Der Experte glaubt nicht, dass Russland seine Ansichten zum Syrien-Konflikt ändern wird. Stattdessen werde Moskau auch weiterhin versuchen, bei den Gesprächen in Genf und Astana einen gemeinsamen Nenner zwischen der syrischen Regierung und Opposition zu finden. Nach den jüngsten Angriffen, so räumt der Experte ein, sei dies jedoch äußerst schwierig.
Der Einfluss von Moskau auf Damaskus sei nicht grenzenlos, erinnert Grigorij Kossatsch, Professor an der Russischen Staatlichen Geisteswissenschaftlichen Universität. „Assad war noch nie eine einfache Schachfigur für Russland. Seine Handlungen und Äußerungen haben der russischen Sichtweise oft widersprochen“, betonte der Experte im Gespräch mit RBTH. Assad hätte beispielsweise oft erklärt, nur ein „Sieg über die Terroristen“ ermögliche politische Lösungen und Reformen, während Russland den politischen Prozess so schnell wie möglich einleiten wolle.

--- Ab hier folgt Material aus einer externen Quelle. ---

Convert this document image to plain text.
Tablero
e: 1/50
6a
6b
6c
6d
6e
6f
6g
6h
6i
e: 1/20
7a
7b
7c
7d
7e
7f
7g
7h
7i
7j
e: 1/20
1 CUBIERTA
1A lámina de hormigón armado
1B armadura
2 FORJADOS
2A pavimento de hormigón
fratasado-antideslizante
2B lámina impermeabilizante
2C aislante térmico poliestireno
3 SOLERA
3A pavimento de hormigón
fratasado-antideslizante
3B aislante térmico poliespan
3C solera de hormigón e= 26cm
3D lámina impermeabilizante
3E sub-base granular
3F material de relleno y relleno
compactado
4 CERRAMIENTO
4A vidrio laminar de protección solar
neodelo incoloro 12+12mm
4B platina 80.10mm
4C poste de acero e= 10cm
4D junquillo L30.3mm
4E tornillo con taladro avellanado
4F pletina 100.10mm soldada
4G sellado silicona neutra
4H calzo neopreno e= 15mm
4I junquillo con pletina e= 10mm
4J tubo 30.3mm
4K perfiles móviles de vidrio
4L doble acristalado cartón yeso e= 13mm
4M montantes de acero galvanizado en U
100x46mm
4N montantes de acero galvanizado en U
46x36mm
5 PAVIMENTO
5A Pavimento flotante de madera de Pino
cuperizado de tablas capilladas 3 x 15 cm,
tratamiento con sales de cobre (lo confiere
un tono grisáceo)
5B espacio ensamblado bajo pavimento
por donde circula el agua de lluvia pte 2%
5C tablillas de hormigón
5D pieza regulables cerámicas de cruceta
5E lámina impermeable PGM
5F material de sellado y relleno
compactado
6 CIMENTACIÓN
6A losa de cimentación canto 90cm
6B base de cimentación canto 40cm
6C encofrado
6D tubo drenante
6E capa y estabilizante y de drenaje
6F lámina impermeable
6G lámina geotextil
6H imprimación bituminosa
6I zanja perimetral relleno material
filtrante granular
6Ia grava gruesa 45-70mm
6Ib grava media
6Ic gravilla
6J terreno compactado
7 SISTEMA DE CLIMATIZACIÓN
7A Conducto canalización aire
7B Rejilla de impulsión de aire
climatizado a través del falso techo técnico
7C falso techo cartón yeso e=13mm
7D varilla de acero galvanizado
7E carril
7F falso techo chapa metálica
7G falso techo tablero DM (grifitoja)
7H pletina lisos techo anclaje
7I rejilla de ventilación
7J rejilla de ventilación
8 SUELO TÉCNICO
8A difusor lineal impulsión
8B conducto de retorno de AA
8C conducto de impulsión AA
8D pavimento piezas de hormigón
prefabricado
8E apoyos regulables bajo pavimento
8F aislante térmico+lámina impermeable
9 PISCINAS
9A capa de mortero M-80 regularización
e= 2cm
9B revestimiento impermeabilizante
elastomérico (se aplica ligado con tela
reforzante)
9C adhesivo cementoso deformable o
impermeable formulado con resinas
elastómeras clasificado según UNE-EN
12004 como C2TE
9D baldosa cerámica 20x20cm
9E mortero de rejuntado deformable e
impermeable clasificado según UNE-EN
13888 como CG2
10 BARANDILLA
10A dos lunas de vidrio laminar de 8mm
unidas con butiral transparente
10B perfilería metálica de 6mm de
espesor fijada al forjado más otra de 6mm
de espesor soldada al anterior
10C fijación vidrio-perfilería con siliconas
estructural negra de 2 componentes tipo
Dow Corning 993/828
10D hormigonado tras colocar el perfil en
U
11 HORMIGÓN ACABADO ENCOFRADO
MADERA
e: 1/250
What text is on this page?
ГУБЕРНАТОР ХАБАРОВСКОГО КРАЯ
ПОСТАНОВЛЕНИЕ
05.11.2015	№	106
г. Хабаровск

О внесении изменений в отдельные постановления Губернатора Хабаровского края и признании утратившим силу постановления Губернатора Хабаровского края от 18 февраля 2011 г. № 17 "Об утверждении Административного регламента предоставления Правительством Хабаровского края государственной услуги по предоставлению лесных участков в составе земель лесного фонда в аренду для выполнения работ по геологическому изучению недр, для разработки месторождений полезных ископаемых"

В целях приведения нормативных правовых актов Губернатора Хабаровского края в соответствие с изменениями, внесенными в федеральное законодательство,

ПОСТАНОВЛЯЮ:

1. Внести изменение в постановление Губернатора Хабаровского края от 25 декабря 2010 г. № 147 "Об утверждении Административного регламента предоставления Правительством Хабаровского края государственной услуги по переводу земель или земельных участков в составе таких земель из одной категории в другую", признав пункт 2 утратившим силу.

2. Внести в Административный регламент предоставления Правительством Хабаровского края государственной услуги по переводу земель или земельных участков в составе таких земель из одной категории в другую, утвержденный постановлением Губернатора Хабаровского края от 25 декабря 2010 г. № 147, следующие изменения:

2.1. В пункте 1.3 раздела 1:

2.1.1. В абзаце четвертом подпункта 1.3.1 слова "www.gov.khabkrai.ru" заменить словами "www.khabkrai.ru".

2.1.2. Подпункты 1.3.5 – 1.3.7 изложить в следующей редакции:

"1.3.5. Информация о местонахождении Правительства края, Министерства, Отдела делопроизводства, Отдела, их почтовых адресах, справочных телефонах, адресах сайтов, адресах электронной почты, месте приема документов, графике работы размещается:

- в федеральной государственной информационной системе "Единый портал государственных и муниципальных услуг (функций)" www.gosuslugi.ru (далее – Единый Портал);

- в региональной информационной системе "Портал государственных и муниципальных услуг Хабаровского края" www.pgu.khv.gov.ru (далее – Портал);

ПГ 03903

Einfluss auf Damaskus auszuüben, sei zudem schwierig, weil Assad der wichtigste Partner in Syrien sei, fügte Kossatsch hinzu. „Sollte Moskau Assad den Rücken kehren, könnte Russland alles verlieren. Es unterhält kaum Beziehungen zur Opposition, die Möglichkeit für Kontakte ist deshalb sehr beschränkt“, erklärte der Professor RBTH. Russland habe in Bezug auf seine Beziehungen zu Assad praktisch keinen Raum für Manöver, schließt der Experte.
Doch Beobachter sehen auch Grenzen in den syrisch-russischen Beziehungen. So sind sie sich einig, dass Moskau für Assad keinen offenen Konflikt mit den USA riskieren würde. Zum US-Angriff in der Provinz Homs zitierte der „Kommersant“ aus dem russischen Verteidigungsministerium: „Die russischen Raketenabwehrsysteme in Syrien schützen vor allem die russische Infrastruktur. Es ist nicht unsere Aufgabe, den gesamten Himmel über Syrien abzudecken.“
Russland sei nicht verpflichtet, Assads Regime zu beschützen, bekräftigte der Politikwissenschaftler Alexei Arbatow im Gespräch mit Kommersant FM. „Unsere Abwehrsysteme schützen unsere Luft- und Marinestützpunkte. Syrien ist kein Verbündeter, sondern ein Partner“, erklärte Arbatow.
Auch Grigorij Kossatsch glaubt nicht, dass Russland einen Krieg mit den USA riskieren würde, nur um den syrischen Präsidenten zu schützen. „Sollte die Lage so eskalieren, dass eine direkte Konfrontation möglich wird, dann muss Russland natürlich einen anderen Weg finden, um das syrische Problem zu lösen“, sagte er RBTH. Andererseits sei die Lage noch lange nicht so konkret, weshalb Russland seine Politik in der nahen Zukunft wohl nicht ändern werde.